癌細胞はケトン体を使えないから安全と主張する人がいるようですが、本当に大丈夫なんでしょうか。
Referenceの19が興味深いです。
http://www.ncbi.nlm.nih.gov/pubmed/21512313
>Ketones and lactate increase cancer cell “stemness,” driving recurrence, metastasis and poor clinical outcome in breast cancer: achieving personalized medicine via MetaboloGenomics.

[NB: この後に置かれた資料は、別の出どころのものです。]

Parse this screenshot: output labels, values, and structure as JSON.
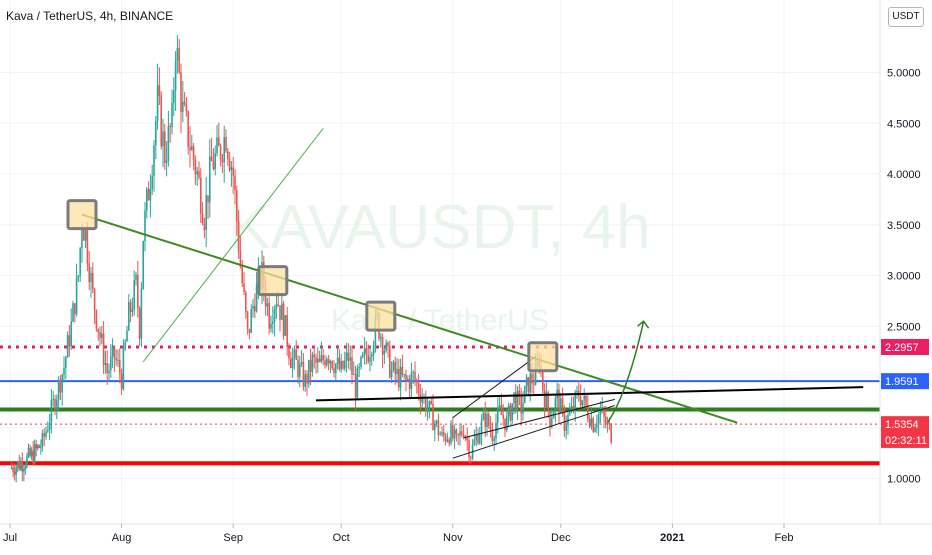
{
  "header": {
    "title": "Kava / TetherUS, 4h, BINANCE",
    "currency": "USDT"
  },
  "watermark": {
    "symbol": "KAVAUSDT, 4h",
    "name": "Kava / TetherUS"
  },
  "price_badges": [
    {
      "label": "2.2957",
      "value": 2.2957,
      "color": "#e91e63"
    },
    {
      "label": "1.9591",
      "value": 1.9591,
      "color": "#2962ff"
    },
    {
      "label": "1.5354",
      "value": 1.5354,
      "color": "#f23645"
    },
    {
      "label": "02:32:11",
      "value": 1.38,
      "color": "#f23645"
    }
  ],
  "chart_data": {
    "type": "candlestick",
    "symbol": "Kava / TetherUS",
    "interval": "4h",
    "exchange": "BINANCE",
    "ylim": [
      0.5,
      5.5
    ],
    "yticks": [
      1.0,
      1.5,
      2.0,
      2.5,
      3.0,
      3.5,
      4.0,
      4.5,
      5.0
    ],
    "ytick_labels": [
      "1.0000",
      "1.5000",
      "2.0000",
      "2.5000",
      "3.0000",
      "3.5000",
      "4.0000",
      "4.5000",
      "5.0000"
    ],
    "xticks": [
      {
        "label": "Jul",
        "day": 0
      },
      {
        "label": "Aug",
        "day": 31
      },
      {
        "label": "Sep",
        "day": 62
      },
      {
        "label": "Oct",
        "day": 92
      },
      {
        "label": "Nov",
        "day": 123
      },
      {
        "label": "Dec",
        "day": 153
      },
      {
        "label": "2021",
        "day": 184
      },
      {
        "label": "Feb",
        "day": 215
      }
    ],
    "xlim_days": [
      0,
      239
    ],
    "price_path": [
      [
        0,
        1.1
      ],
      [
        3,
        1.15
      ],
      [
        6,
        1.22
      ],
      [
        9,
        1.35
      ],
      [
        11,
        1.6
      ],
      [
        13,
        1.85
      ],
      [
        15,
        2.1
      ],
      [
        17,
        2.5
      ],
      [
        19,
        3.0
      ],
      [
        20,
        3.55
      ],
      [
        21,
        3.4
      ],
      [
        23,
        2.8
      ],
      [
        25,
        2.4
      ],
      [
        27,
        2.05
      ],
      [
        29,
        2.2
      ],
      [
        31,
        2.0
      ],
      [
        33,
        2.6
      ],
      [
        35,
        2.9
      ],
      [
        36,
        2.5
      ],
      [
        37,
        3.4
      ],
      [
        39,
        4.0
      ],
      [
        41,
        4.7
      ],
      [
        43,
        4.2
      ],
      [
        45,
        4.5
      ],
      [
        46,
        5.3
      ],
      [
        48,
        4.6
      ],
      [
        50,
        4.3
      ],
      [
        52,
        4.0
      ],
      [
        54,
        3.6
      ],
      [
        56,
        4.1
      ],
      [
        58,
        4.2
      ],
      [
        60,
        4.4
      ],
      [
        62,
        4.0
      ],
      [
        64,
        3.1
      ],
      [
        66,
        2.4
      ],
      [
        68,
        2.8
      ],
      [
        70,
        3.0
      ],
      [
        72,
        2.6
      ],
      [
        74,
        2.8
      ],
      [
        76,
        2.55
      ],
      [
        78,
        2.2
      ],
      [
        80,
        2.1
      ],
      [
        82,
        1.95
      ],
      [
        84,
        2.15
      ],
      [
        86,
        2.1
      ],
      [
        88,
        2.25
      ],
      [
        90,
        2.15
      ],
      [
        92,
        2.05
      ],
      [
        94,
        2.2
      ],
      [
        96,
        1.9
      ],
      [
        98,
        2.15
      ],
      [
        100,
        2.3
      ],
      [
        102,
        2.55
      ],
      [
        104,
        2.3
      ],
      [
        106,
        2.05
      ],
      [
        108,
        2.0
      ],
      [
        110,
        1.95
      ],
      [
        112,
        2.0
      ],
      [
        114,
        1.85
      ],
      [
        116,
        1.7
      ],
      [
        118,
        1.55
      ],
      [
        120,
        1.4
      ],
      [
        122,
        1.45
      ],
      [
        124,
        1.35
      ],
      [
        126,
        1.5
      ],
      [
        128,
        1.25
      ],
      [
        130,
        1.45
      ],
      [
        132,
        1.6
      ],
      [
        134,
        1.45
      ],
      [
        136,
        1.65
      ],
      [
        138,
        1.55
      ],
      [
        140,
        1.8
      ],
      [
        142,
        1.7
      ],
      [
        144,
        1.95
      ],
      [
        146,
        2.0
      ],
      [
        147,
        2.2
      ],
      [
        148,
        1.9
      ],
      [
        150,
        1.6
      ],
      [
        152,
        1.8
      ],
      [
        154,
        1.55
      ],
      [
        156,
        1.65
      ],
      [
        158,
        1.85
      ],
      [
        160,
        1.7
      ],
      [
        162,
        1.55
      ],
      [
        164,
        1.65
      ],
      [
        166,
        1.5
      ],
      [
        167,
        1.45
      ]
    ],
    "horizontal_levels": [
      {
        "price": 2.2957,
        "color": "#e91e63",
        "style": "dotted"
      },
      {
        "price": 1.9591,
        "color": "#2962ff",
        "style": "solid"
      },
      {
        "price": 1.68,
        "color": "#2e7d1f",
        "style": "solid"
      },
      {
        "price": 1.5354,
        "color": "#f23645",
        "style": "dotted-thin"
      },
      {
        "price": 1.15,
        "color": "#ff0000",
        "style": "solid"
      }
    ],
    "trendlines": [
      {
        "from": [
          20,
          3.6
        ],
        "to": [
          202,
          1.55
        ],
        "color": "#3f8b1f"
      },
      {
        "from": [
          37,
          2.15
        ],
        "to": [
          87,
          4.45
        ],
        "color": "#4caf50"
      },
      {
        "from": [
          85,
          1.77
        ],
        "to": [
          237,
          1.9
        ],
        "color": "#000000"
      },
      {
        "from": [
          126,
          1.4
        ],
        "to": [
          168,
          1.78
        ],
        "color": "#131722"
      },
      {
        "from": [
          123,
          1.2
        ],
        "to": [
          168,
          1.72
        ],
        "color": "#131722"
      },
      {
        "from": [
          123,
          1.6
        ],
        "to": [
          146,
          2.2
        ],
        "color": "#131722"
      }
    ],
    "highlight_boxes": [
      {
        "day": 20,
        "price": 3.6
      },
      {
        "day": 73,
        "price": 2.95
      },
      {
        "day": 103,
        "price": 2.6
      },
      {
        "day": 148,
        "price": 2.2
      }
    ],
    "projection_arrow": {
      "from": [
        166,
        1.55
      ],
      "to": [
        176,
        2.55
      ],
      "color": "#2e7d1f"
    }
  }
}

>The lactate-specific gene profile was most similar to neural stem cells, while the ketone-specific gene profile was most similar to hematopoietic stem cells.
>The genes commonly upregulated by both lactate and ketones were most similar to embryonic stem cells.